LIC Explores Subsidiary for Enhanced Real Estate Returns
LIC is assessing ways to boost its real estate returns, including potentially forming a separate subsidiary. This move is part of a broader review of LIC's property assets, aimed at maximizing returns for policyholders and shareholders while improving branch environments.
- Country:
- India
Life Insurance Corporation of India (LIC) is actively considering the establishment of a separate subsidiary to enhance returns from its extensive real estate portfolio, currently valued at over Rs 60,000 crore. This endeavor aims to optimize asset management efficiency and increase profitability.

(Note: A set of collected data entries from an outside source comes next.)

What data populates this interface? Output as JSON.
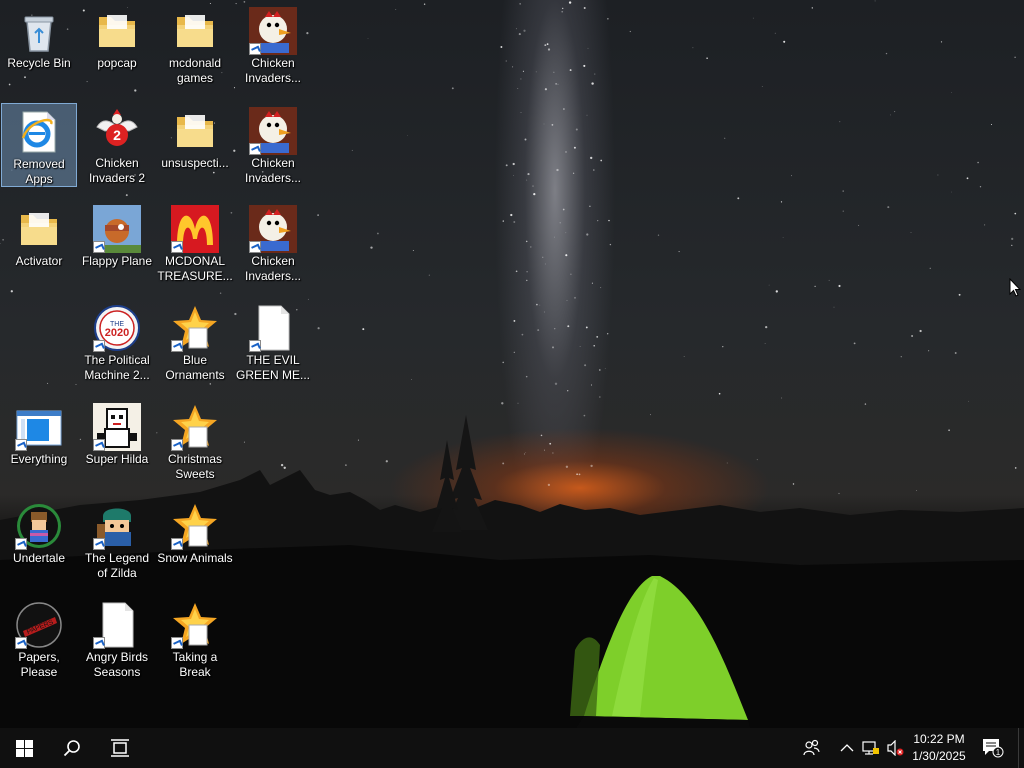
{
  "desktop_icons": [
    {
      "id": "recycle-bin",
      "label": "Recycle Bin",
      "icon": "recycle-bin-icon",
      "shortcut": false,
      "selected": false
    },
    {
      "id": "popcap",
      "label": "popcap",
      "icon": "folder-icon",
      "shortcut": false,
      "selected": false
    },
    {
      "id": "mcdonald-games",
      "label": "mcdonald games",
      "icon": "folder-icon",
      "shortcut": false,
      "selected": false
    },
    {
      "id": "chicken-invaders-1",
      "label": "Chicken Invaders...",
      "icon": "chicken-invaders-icon",
      "shortcut": true,
      "selected": false
    },
    {
      "id": "removed-apps",
      "label": "Removed Apps",
      "icon": "internet-explorer-icon",
      "shortcut": false,
      "selected": true
    },
    {
      "id": "chicken-invaders-2",
      "label": "Chicken Invaders 2",
      "icon": "chicken-invaders-2-icon",
      "shortcut": false,
      "selected": false
    },
    {
      "id": "unsuspecting",
      "label": "unsuspecti...",
      "icon": "folder-icon",
      "shortcut": false,
      "selected": false
    },
    {
      "id": "chicken-invaders-3",
      "label": "Chicken Invaders...",
      "icon": "chicken-invaders-icon",
      "shortcut": true,
      "selected": false
    },
    {
      "id": "activator",
      "label": "Activator",
      "icon": "folder-icon",
      "shortcut": false,
      "selected": false
    },
    {
      "id": "flappy-plane",
      "label": "Flappy Plane",
      "icon": "flappy-plane-icon",
      "shortcut": true,
      "selected": false
    },
    {
      "id": "mcdonal-treasure",
      "label": "MCDONAL TREASURE...",
      "icon": "mcdonalds-icon",
      "shortcut": true,
      "selected": false
    },
    {
      "id": "chicken-invaders-4",
      "label": "Chicken Invaders...",
      "icon": "chicken-invaders-icon",
      "shortcut": true,
      "selected": false
    },
    {
      "id": "political-machine",
      "label": "The Political Machine 2...",
      "icon": "political-machine-icon",
      "shortcut": true,
      "selected": false
    },
    {
      "id": "blue-ornaments",
      "label": "Blue Ornaments",
      "icon": "star-game-icon",
      "shortcut": true,
      "selected": false
    },
    {
      "id": "evil-green-me",
      "label": "THE EVIL GREEN ME...",
      "icon": "blank-file-icon",
      "shortcut": true,
      "selected": false
    },
    {
      "id": "everything",
      "label": "Everything",
      "icon": "everything-search-icon",
      "shortcut": true,
      "selected": false
    },
    {
      "id": "super-hilda",
      "label": "Super Hilda",
      "icon": "super-hilda-icon",
      "shortcut": true,
      "selected": false
    },
    {
      "id": "christmas-sweets",
      "label": "Christmas Sweets",
      "icon": "star-game-icon",
      "shortcut": true,
      "selected": false
    },
    {
      "id": "undertale",
      "label": "Undertale",
      "icon": "undertale-icon",
      "shortcut": true,
      "selected": false
    },
    {
      "id": "legend-of-zilda",
      "label": "The Legend of Zilda",
      "icon": "legend-of-zilda-icon",
      "shortcut": true,
      "selected": false
    },
    {
      "id": "snow-animals",
      "label": "Snow Animals",
      "icon": "star-game-icon",
      "shortcut": true,
      "selected": false
    },
    {
      "id": "papers-please",
      "label": "Papers, Please",
      "icon": "papers-please-icon",
      "shortcut": true,
      "selected": false
    },
    {
      "id": "angry-birds-seasons",
      "label": "Angry Birds Seasons",
      "icon": "blank-file-icon",
      "shortcut": true,
      "selected": false
    },
    {
      "id": "taking-a-break",
      "label": "Taking a Break",
      "icon": "star-game-icon",
      "shortcut": true,
      "selected": false
    }
  ],
  "taskbar": {
    "start_icon": "windows-logo-icon",
    "search_icon": "search-icon",
    "task_view_icon": "task-view-icon",
    "tray": {
      "people_icon": "people-icon",
      "show_hidden_icon": "chevron-up-icon",
      "network_icon": "network-icon",
      "volume_icon": "volume-muted-icon",
      "time": "10:22 PM",
      "date": "1/30/2025",
      "notification_icon": "action-center-icon",
      "notification_count": "1"
    }
  },
  "colors": {
    "taskbar": "#101010",
    "selection": "#99ccff",
    "tent": "#7ecf2a"
  }
}
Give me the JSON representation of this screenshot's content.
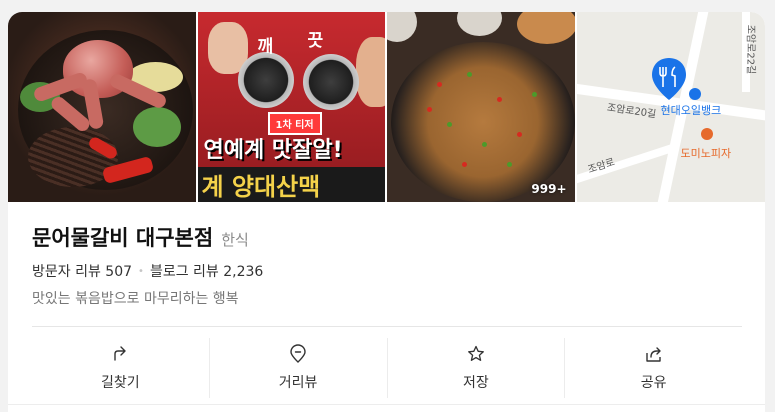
{
  "place": {
    "name": "문어물갈비 대구본점",
    "category": "한식",
    "visitor_reviews": "방문자 리뷰 507",
    "blog_reviews": "블로그 리뷰 2,236",
    "tagline": "맛있는 볶음밥으로 마무리하는 행복"
  },
  "photos": {
    "thumb2_text1": "깨",
    "thumb2_text2": "끗",
    "thumb2_badge": "1차 티저",
    "thumb2_line1": "연예계 맛잘알!",
    "thumb2_line2": "계 양대산맥",
    "photo_count": "999+"
  },
  "map": {
    "road_label_1": "조암로20길",
    "road_label_2": "조암로",
    "road_label_3": "조암로22길",
    "poi_bank": "현대오일뱅크",
    "poi_pizza": "도미노피자",
    "pin_color": "#1a73e8",
    "bank_color": "#1a73e8",
    "pizza_color": "#e66a2c"
  },
  "actions": [
    {
      "label": "길찾기",
      "icon": "directions-icon"
    },
    {
      "label": "거리뷰",
      "icon": "location-pin-icon"
    },
    {
      "label": "저장",
      "icon": "star-icon"
    },
    {
      "label": "공유",
      "icon": "share-icon"
    }
  ]
}
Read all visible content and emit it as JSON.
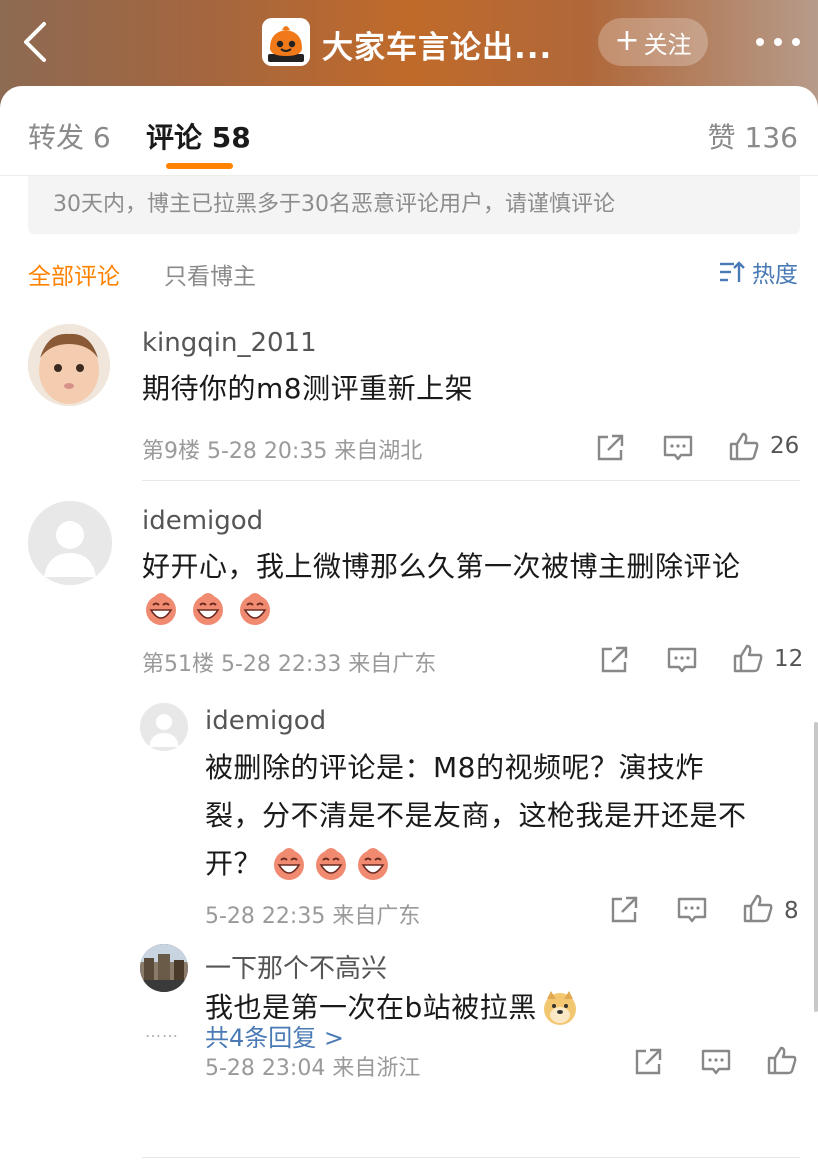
{
  "header": {
    "account_name": "大家车言论出...",
    "follow_label": "关注",
    "colors": {
      "gradient_mid": "#c06a2a",
      "accent": "#ff8200"
    }
  },
  "tabs": {
    "repost": "转发 6",
    "comments": "评论 58",
    "likes": "赞 136"
  },
  "notice": "30天内，博主已拉黑多于30名恶意评论用户，请谨慎评论",
  "filters": {
    "all": "全部评论",
    "blogger_only": "只看博主",
    "sort": "热度"
  },
  "comments": [
    {
      "user": "kingqin_2011",
      "text": "期待你的m8测评重新上架",
      "meta": "第9楼  5-28 20:35  来自湖北",
      "likes": "26"
    },
    {
      "user": "idemigod",
      "text": "好开心，我上微博那么久第一次被博主删除评论",
      "meta": "第51楼  5-28 22:33  来自广东",
      "likes": "12",
      "emoji_count": 3
    }
  ],
  "replies": [
    {
      "user": "idemigod",
      "text_lines": [
        "被删除的评论是：M8的视频呢？演技炸",
        "裂，分不清是不是友商，这枪我是开还是不",
        "开？"
      ],
      "meta": "5-28 22:35  来自广东",
      "likes": "8"
    },
    {
      "user": "一下那个不高兴",
      "text": "我也是第一次在b站被拉黑",
      "meta": "5-28 23:04  来自浙江",
      "likes": ""
    }
  ],
  "more_replies": "共4条回复 >",
  "more_dots": "……"
}
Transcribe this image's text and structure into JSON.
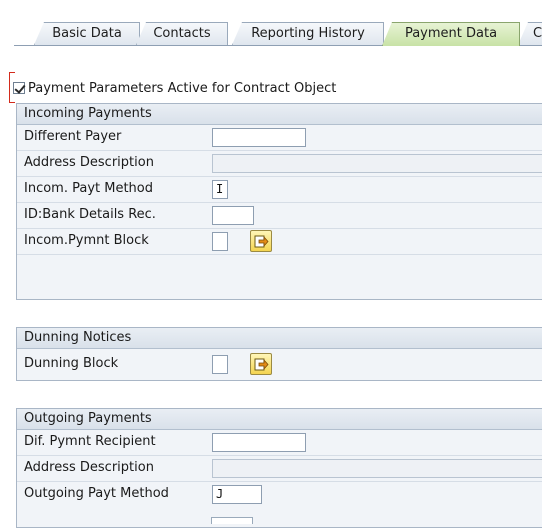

According to CEO R Doraiswamy, the insurer is conducting a thorough review of its real estate holdings to ensure these assets contribute effectively to policyholder and shareholder returns. The strategy includes reevaluating self-occupied properties to enhance their ambience and appearance, thus bolstering the company's overall image. The option of leasing properties is also being scrutinized to ensure they provide optimal revenue.
Doraiswamy highlighted that while there are no specific financial targets for FY27, any enhancements on the current performance are welcome. LIC is also prepared for potential further stake dilution by the government, which could align with compliance with listing mandates.
Even amidst market volatility, LIC's commitment to growing shareholder value remains apparent, marked by dividends and bonuses declared post-IPO. This approach is part of a larger plan to ensure continued success in collaboration with the government.